Participant 4 : On veut juste que tu danses. Tout le monde embarque, personne n’est intimidé. Vu que tu ne te vois pas vraiment à l’écran, tu n’as aucune idée de si tu es bon ou pas, tu fais des scores pareil, des fois à la fin de la partie celui qui gagne c’est pas nécessairement celui qui dansait le mieux, c’est celui qui était le plus dedans. Ça fait une très grande différence, en bout de ligne…

Les compétences du joueur ne semblent pas évaluées en tant que telles, le score semble calculé sur d’autres paramètres (l’implication sociale), et ainsi la progression n’est pas axée sur la difficulté.

5.3.3 Conclusion sur la progression

Il existe probablement de nombreuses autres solutions de design permettant de conserver un bon niveau de challenge qui ne correspondent pas à une augmentation de la difficulté. Nous avons ici recensé celles que nos participants ont évoquées.

Il nous a semblé que les solutions en rapport avec la difficulté sont toujours utilisées, mais elles sont souvent couplées avec des solutions axées sur la variation, faisant ainsi de la difficulté un élément non central de la progression. Les challenges difficiles sont utilisés par petites touches, par exemple pour débloquer les derniers objets bonus d’un jeu, et moins comme des étapes à franchir pour pouvoir poursuivre la progression.

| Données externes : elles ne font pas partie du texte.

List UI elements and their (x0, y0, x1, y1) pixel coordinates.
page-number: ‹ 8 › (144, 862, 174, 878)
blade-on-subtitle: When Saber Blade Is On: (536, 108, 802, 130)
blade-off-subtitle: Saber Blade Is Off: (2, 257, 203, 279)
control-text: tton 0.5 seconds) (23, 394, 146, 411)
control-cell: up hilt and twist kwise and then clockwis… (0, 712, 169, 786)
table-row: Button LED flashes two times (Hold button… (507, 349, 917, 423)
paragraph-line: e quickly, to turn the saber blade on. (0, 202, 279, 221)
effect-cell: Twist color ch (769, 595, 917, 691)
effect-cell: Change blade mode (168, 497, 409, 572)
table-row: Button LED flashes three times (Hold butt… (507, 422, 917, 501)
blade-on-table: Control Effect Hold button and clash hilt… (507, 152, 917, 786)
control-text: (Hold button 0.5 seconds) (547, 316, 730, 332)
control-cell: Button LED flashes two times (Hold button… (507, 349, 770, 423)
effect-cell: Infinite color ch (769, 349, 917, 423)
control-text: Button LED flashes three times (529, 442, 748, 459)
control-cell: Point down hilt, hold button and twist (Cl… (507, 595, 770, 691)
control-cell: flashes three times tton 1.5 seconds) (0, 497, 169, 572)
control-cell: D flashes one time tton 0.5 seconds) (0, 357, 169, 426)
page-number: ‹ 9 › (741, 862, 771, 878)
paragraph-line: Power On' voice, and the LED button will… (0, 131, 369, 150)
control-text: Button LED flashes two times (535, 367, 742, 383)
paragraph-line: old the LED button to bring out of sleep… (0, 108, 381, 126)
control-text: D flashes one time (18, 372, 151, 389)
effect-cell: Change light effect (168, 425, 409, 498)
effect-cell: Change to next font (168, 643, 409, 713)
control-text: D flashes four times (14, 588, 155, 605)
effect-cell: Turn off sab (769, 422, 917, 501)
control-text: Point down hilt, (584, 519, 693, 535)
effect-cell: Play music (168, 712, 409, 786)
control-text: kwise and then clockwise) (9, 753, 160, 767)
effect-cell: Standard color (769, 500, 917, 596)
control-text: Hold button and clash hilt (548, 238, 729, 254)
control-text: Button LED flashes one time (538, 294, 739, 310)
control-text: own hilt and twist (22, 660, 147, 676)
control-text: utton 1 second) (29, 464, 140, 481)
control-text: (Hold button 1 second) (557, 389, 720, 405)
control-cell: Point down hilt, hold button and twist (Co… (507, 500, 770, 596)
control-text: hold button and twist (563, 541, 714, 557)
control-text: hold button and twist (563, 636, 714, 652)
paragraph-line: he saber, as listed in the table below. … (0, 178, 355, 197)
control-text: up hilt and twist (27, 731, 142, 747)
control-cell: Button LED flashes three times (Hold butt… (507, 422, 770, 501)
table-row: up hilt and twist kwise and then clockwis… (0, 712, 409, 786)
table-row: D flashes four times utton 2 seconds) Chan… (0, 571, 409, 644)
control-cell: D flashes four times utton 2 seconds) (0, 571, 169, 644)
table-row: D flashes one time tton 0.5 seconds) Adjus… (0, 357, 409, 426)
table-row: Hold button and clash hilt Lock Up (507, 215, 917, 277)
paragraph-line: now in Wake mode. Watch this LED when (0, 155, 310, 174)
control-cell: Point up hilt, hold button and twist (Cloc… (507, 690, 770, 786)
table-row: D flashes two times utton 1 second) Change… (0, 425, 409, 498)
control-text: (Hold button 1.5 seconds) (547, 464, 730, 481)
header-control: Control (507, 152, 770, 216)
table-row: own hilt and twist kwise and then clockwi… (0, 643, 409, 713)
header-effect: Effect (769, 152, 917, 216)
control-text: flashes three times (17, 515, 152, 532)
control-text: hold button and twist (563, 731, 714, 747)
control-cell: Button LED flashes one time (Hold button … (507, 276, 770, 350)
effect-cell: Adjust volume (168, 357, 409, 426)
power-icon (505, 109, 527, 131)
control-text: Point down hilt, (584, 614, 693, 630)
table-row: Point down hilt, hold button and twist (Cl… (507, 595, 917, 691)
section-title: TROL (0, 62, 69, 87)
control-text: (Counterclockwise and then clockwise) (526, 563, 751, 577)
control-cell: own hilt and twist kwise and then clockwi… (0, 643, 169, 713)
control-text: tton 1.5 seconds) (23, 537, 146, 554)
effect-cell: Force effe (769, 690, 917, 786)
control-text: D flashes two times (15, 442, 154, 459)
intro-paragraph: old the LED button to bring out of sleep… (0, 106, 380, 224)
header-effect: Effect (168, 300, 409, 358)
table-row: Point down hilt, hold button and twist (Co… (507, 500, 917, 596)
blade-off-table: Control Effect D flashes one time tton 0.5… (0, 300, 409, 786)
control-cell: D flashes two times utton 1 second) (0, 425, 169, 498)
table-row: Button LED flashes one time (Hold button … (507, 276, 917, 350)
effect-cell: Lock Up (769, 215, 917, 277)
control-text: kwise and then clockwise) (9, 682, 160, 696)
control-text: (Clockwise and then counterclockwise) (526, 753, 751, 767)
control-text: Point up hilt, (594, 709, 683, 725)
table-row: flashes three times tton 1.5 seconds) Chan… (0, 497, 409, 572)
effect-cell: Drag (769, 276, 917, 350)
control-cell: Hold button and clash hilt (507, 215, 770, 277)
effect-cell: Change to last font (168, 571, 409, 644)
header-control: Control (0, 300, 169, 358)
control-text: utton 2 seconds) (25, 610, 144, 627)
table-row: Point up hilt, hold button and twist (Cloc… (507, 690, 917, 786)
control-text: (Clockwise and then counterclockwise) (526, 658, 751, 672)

Un jeu casual peut donc proposer aux joueurs un certain nombre de challenges difficiles, mais les designers semblent privilégier le renouvèlement des challenges et la variation du gameplay ou du contexte plus que l’augmentation de la difficulté.

La figure 8 (page suivante) permet de comparer visuellement les deux extrêmes : la progression axée sur la difficulté, où les challenges sont peu variés, mais deviennent de plus en plus difficiles, et la progression axée sur la variation, où les challenges sont nombreux et variés, mais où la difficulté reste modérée.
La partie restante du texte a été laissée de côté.